Street Talk, classico rock di Hillman in forma smagliante, (aiutato da Knobler e Sambataro) con un coro molto piacevole, una canzone d’amore con parti invertite, è la ragazza qui che dà la caccia all’uomo. City, eccellente pezzo di McGuinn e consorte che descrivono la vita in città attraverso una serie di immagini diverse, Byrds sound eighties, ottimo basso, fantastico lavoro della Rickenbacker che sembra riprendere il discorso interrotto dopo Eight Miles High. Skate Date, divertentissimo scherzo di Roger, moglie & Chris che invitano a rinunciare all’auto per correre con i pattini a rotelle, brano spigliato e veloce in cui i nostri eroi sembrano togliersi dieci anni di dosso.
Givin’ Herself Away, rock un po’ melodico di due autori sconosciuti, Tom Kimmel & Lynn Tobola, cantato da Roger e sostenuto assai bene dalla Fender Telecaster di Sambataro. Deeper In, altro rock di Chris (collabora con lui Douglas L. A. Foxworthy), con un’affascinante impasto chitarristico sopra il ritornello. Painted Fire, l’altro brano di Gene Clark, country slow pianistico, si discosta un poco dagli altri ma è cantato da Gene, che in questa occasione scappa con una diciassettenne, con grinta e impegno. Let Me Down Easy, ballata lenta e parzialmente acustica di Hillman e Knobler, nella quale Roger e Chris cantano (stupendamente) insieme, dolci armonie, break di steel guitar, i Byrds che strizzano l’occhio agli innamorati.

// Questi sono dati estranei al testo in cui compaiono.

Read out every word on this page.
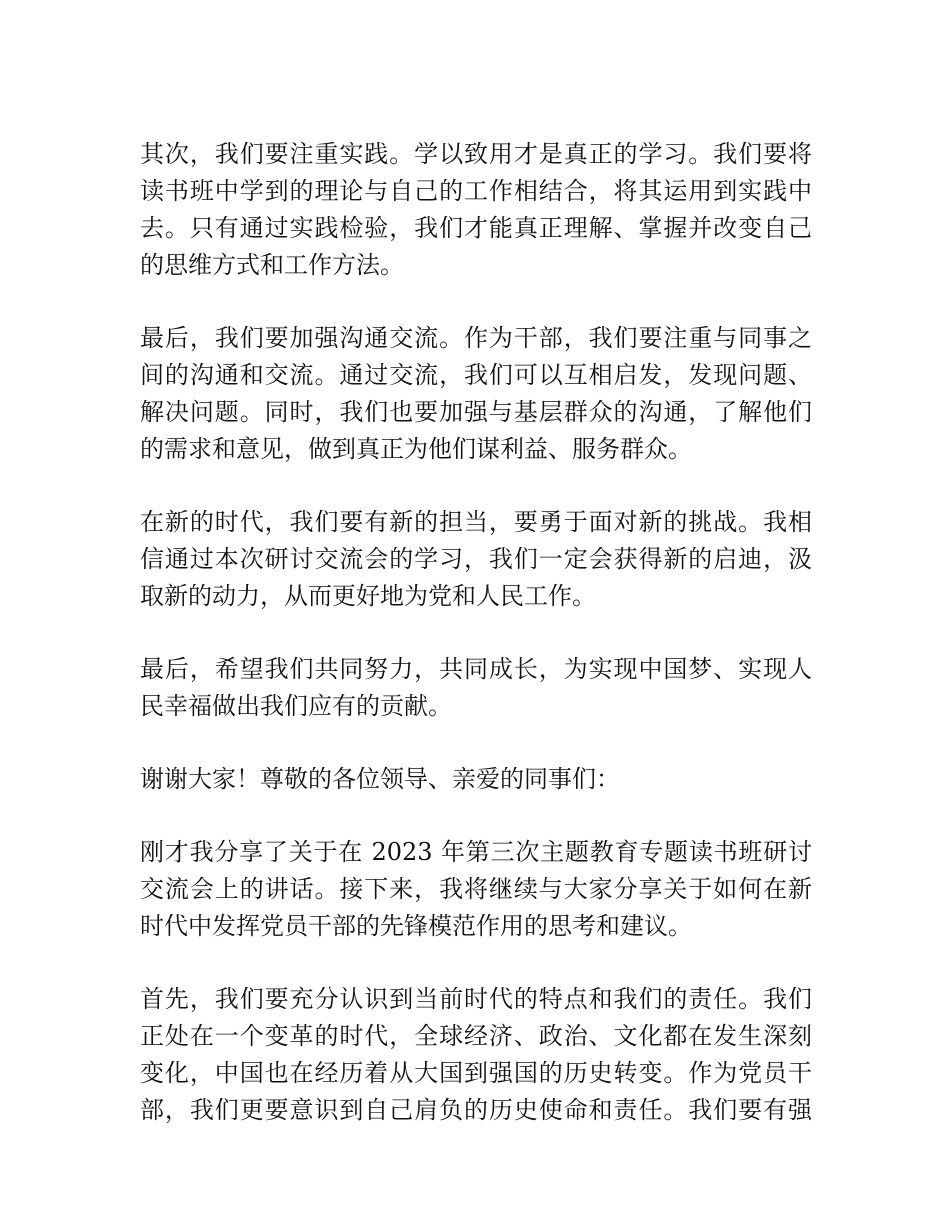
其次，我们要注重实践。学以致用才是真正的学习。我们要将
读书班中学到的理论与自己的工作相结合，将其运用到实践中
去。只有通过实践检验，我们才能真正理解、掌握并改变自己
的思维方式和工作方法。

最后，我们要加强沟通交流。作为干部，我们要注重与同事之
间的沟通和交流。通过交流，我们可以互相启发，发现问题、
解决问题。同时，我们也要加强与基层群众的沟通，了解他们
的需求和意见，做到真正为他们谋利益、服务群众。

在新的时代，我们要有新的担当，要勇于面对新的挑战。我相
信通过本次研讨交流会的学习，我们一定会获得新的启迪，汲
取新的动力，从而更好地为党和人民工作。

最后，希望我们共同努力，共同成长，为实现中国梦、实现人
民幸福做出我们应有的贡献。

谢谢大家！尊敬的各位领导、亲爱的同事们：

刚才我分享了关于在 2023 年第三次主题教育专题读书班研讨
交流会上的讲话。接下来，我将继续与大家分享关于如何在新
时代中发挥党员干部的先锋模范作用的思考和建议。

首先，我们要充分认识到当前时代的特点和我们的责任。我们
正处在一个变革的时代，全球经济、政治、文化都在发生深刻
变化，中国也在经历着从大国到强国的历史转变。作为党员干
部，我们更要意识到自己肩负的历史使命和责任。我们要有强
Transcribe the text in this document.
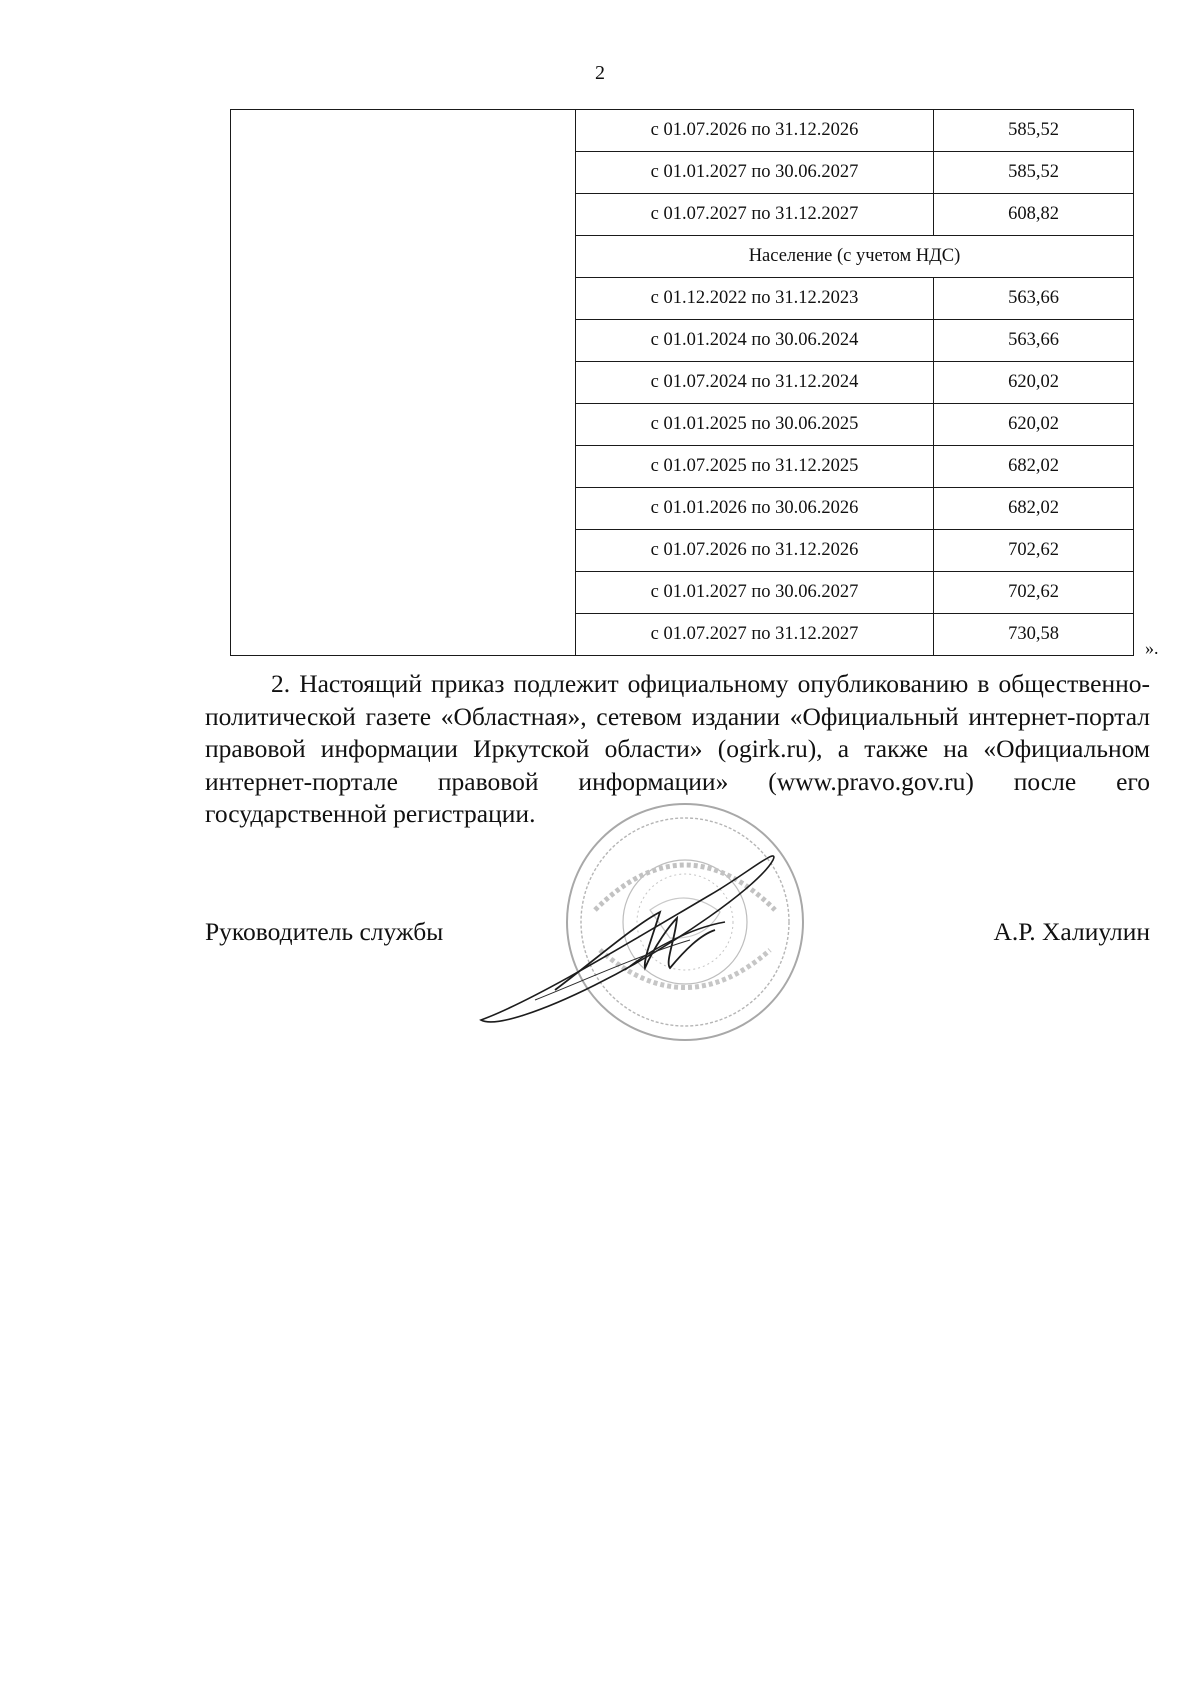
2
	с 01.07.2026 по 31.12.2026	585,52
	с 01.01.2027 по 30.06.2027	585,52
	с 01.07.2027 по 31.12.2027	608,82
	Население (с учетом НДС)	
	с 01.12.2022 по 31.12.2023	563,66
	с 01.01.2024 по 30.06.2024	563,66
	с 01.07.2024 по 31.12.2024	620,02
	с 01.01.2025 по 30.06.2025	620,02
	с 01.07.2025 по 31.12.2025	682,02
	с 01.01.2026 по 30.06.2026	682,02
	с 01.07.2026 по 31.12.2026	702,62
	с 01.01.2027 по 30.06.2027	702,62
	с 01.07.2027 по 31.12.2027	730,58
».
2. Настоящий приказ подлежит официальному опубликованию в общественно-политической газете «Областная», сетевом издании «Официальный интернет-портал правовой информации Иркутской области» (ogirk.ru), а также на «Официальном интернет-портале правовой информации» (www.pravo.gov.ru) после его государственной регистрации.
Руководитель службы	А.Р. Халиулин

Queste le credenziali del disco, che spero siano sufficienti. Certo comprendo che chi si è sentito scottato dal precedente lavoro abbia stavolta qualche pregiudiziale, ma oltre alle mie parole ci saranno diverse opportunità per tutti di convincersi che vale la pena di acquistare il disco. Dispiace per Gene Clark, questo sì, che non è riuscito a sostenere gli impegni, sicuramente stressanti, di questa nuova avventura: la sua salute infatti, in cattivo stato, lo ha costretto a interrompere le sessions dell’album e a lasciare il gruppo. Speriamo non definitivamente (anche se questa circostanza sembra ripetere quella del ’66) soprattutto oggi che David Crosby ha firmato un contratto per la stessa casa discografica.